Não é todo dia que os fãs do cinema têm a oportunidade de conferir produções de países como Filipinas, República Dominicana e Luxemburgo. Quem dirá então da Palestina ou do Quirguistão. Para os frequentadores do Fantaspoa, no entanto, ano após ano, a rotina de descobrir filmografias pouco usuais no mercado é uma constante. E assim será mais uma vez na 22ª edição do festival, que começa oficialmente hoje e vai até 26 de abril, em Porto Alegre. Até lá, terão sido exibidas mais de 200 produções de 45 nacionalidades diferentes.
Mais do que apenas os filmes em si, uma das grandes atrações do festival é a presença dos realizadores na Capital. Este ano, por exemplo, além de cineastas dos Estados Unidos, Canadá, Inglaterra, Alemanha e Argentina, haverá sessões com a participação de diretores, produtores e roteiristas de países como África do Sul (“A Travessia”), Bolívia (“Cielo”), Hungria (“A Maldição de Styria”), Noruega (“Life At Sandy"s”), Panamá (“Cativeiro”) e Venezuela (“O Assoviador” e “A Hora Zero”). Ou seja, além assistir aos filmes, os espectadores têm a oportunidade de conversar com quem os fez logo em seguida.

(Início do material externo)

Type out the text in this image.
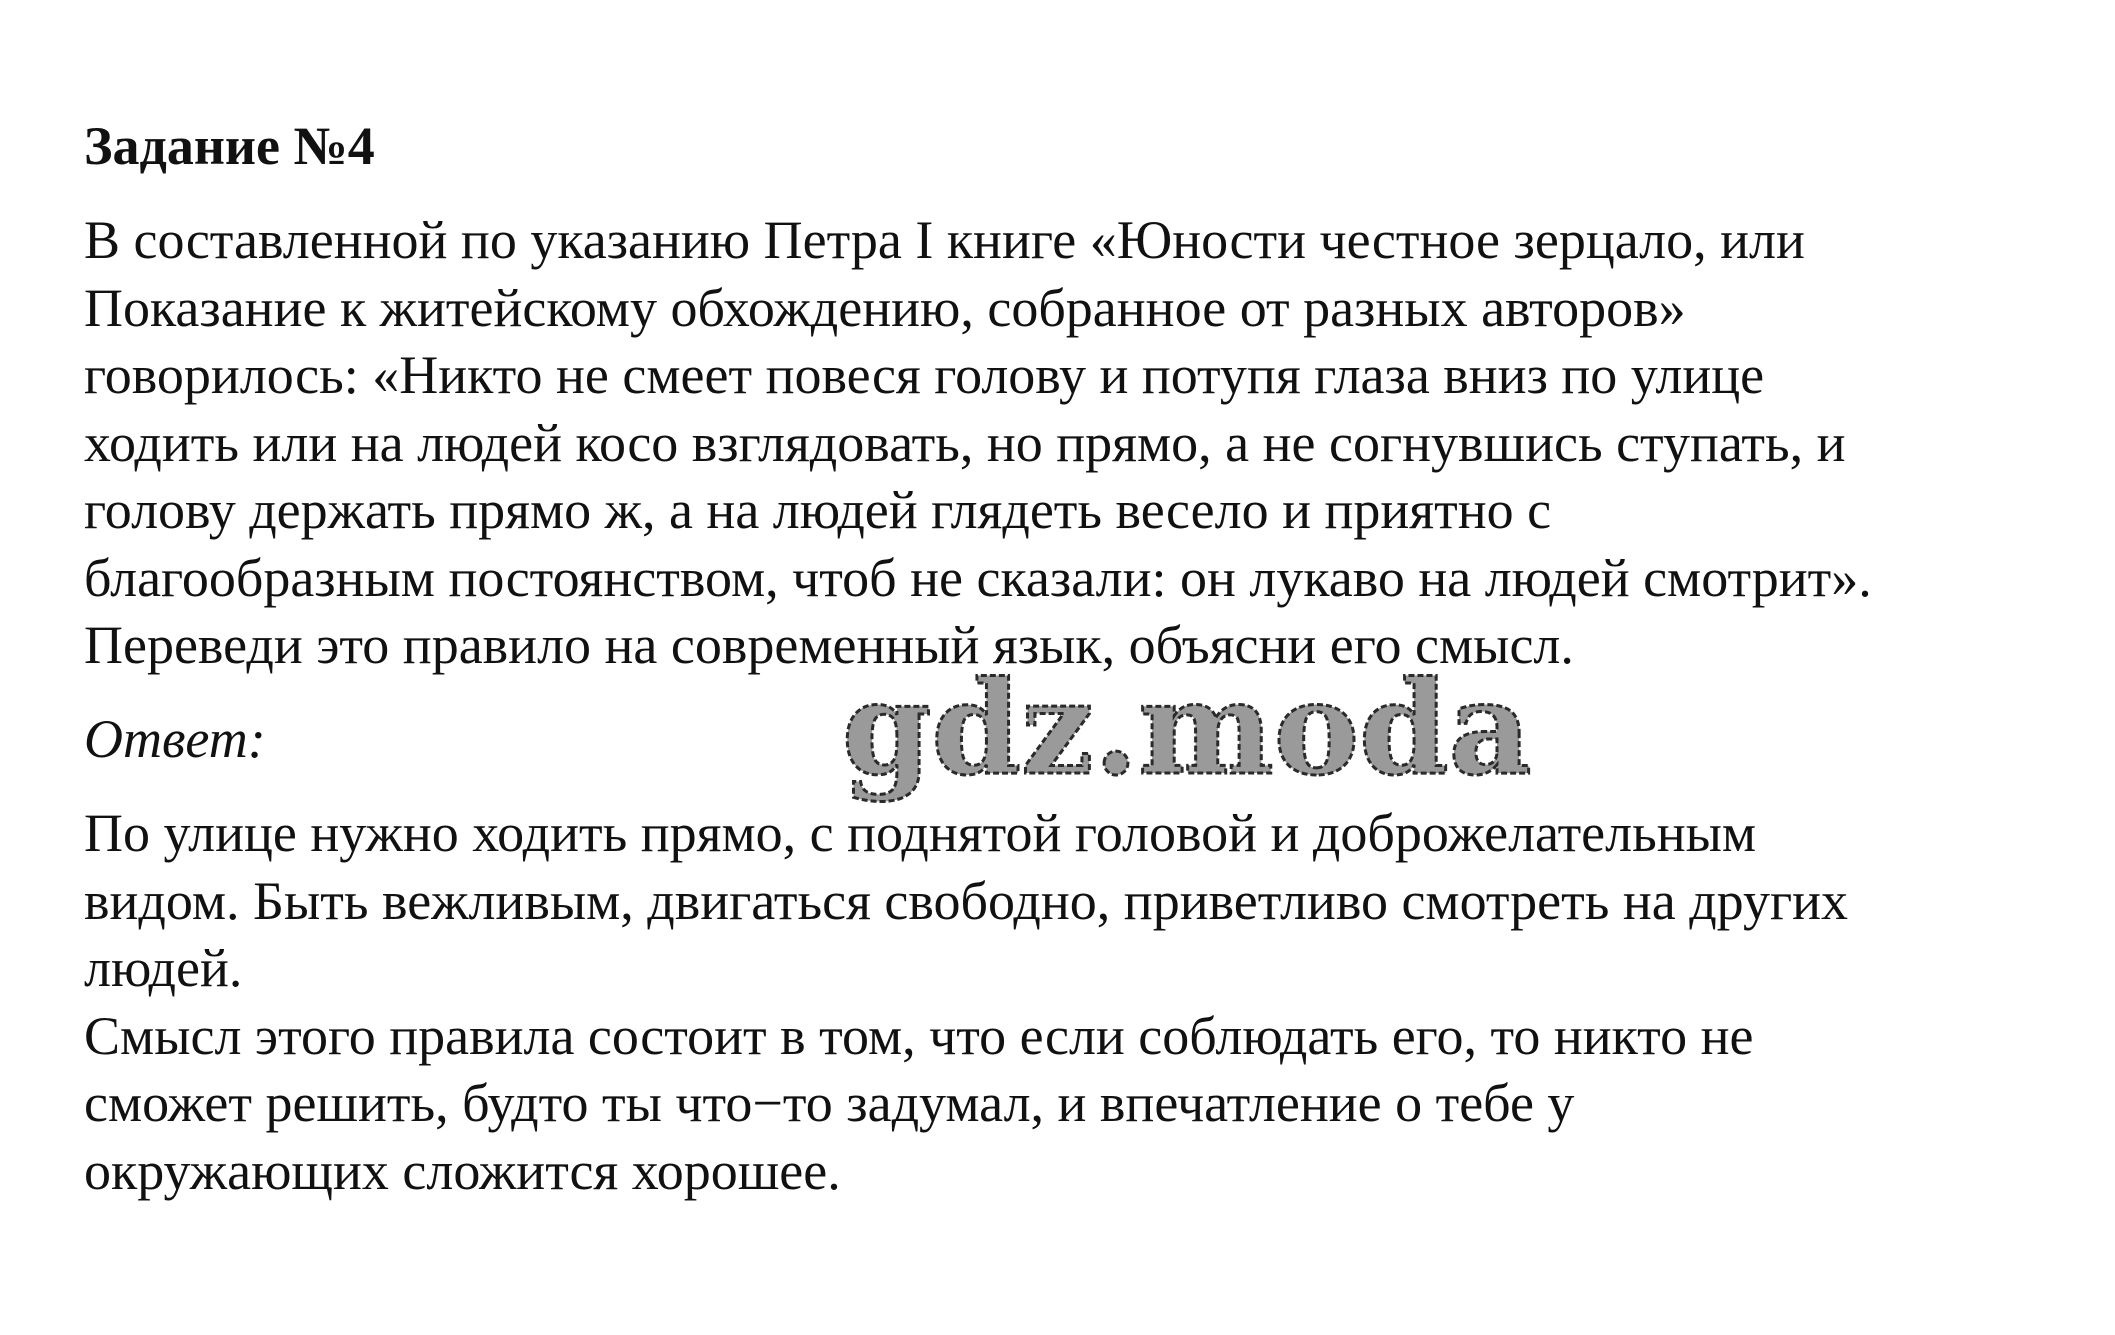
Задание №4
В составленной по указанию Петра I книге «Юности честное зерцало, или
Показание к житейскому обхождению, собранное от разных авторов»
говорилось: «Никто не смеет повеся голову и потупя глаза вниз по улице
ходить или на людей косо взглядовать, но прямо, а не согнувшись ступать, и
голову держать прямо ж, а на людей глядеть весело и приятно с
благообразным постоянством, чтоб не сказали: он лукаво на людей смотрит».
Переведи это правило на современный язык, объясни его смысл.
Ответ:	gdz.moda
По улице нужно ходить прямо, с поднятой головой и доброжелательным
видом. Быть вежливым, двигаться свободно, приветливо смотреть на других
людей.
Смысл этого правила состоит в том, что если соблюдать его, то никто не
сможет решить, будто ты что−то задумал, и впечатление о тебе у
окружающих сложится хорошее.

Apesar do número continuar superlativo, houve leve redução no número de filmes se comparado com a edição do ano passado. O que não chega a ser uma má notícia porque viabiliza algo que o público pedia há tempos: uma terceira exibição para algumas produções. “Era algo que já estávamos tentando, principalmente depois que o CineBancários voltou para a nossa grade, viabilizar essa terceira sessão para filmes que a gente acha que vão ter mais apelo de público. A gente percebe que existe essa demanda”, afirma o diretor geral e produtor executivo João Pedro Fleck, um dos fundadores do Fantaspoa.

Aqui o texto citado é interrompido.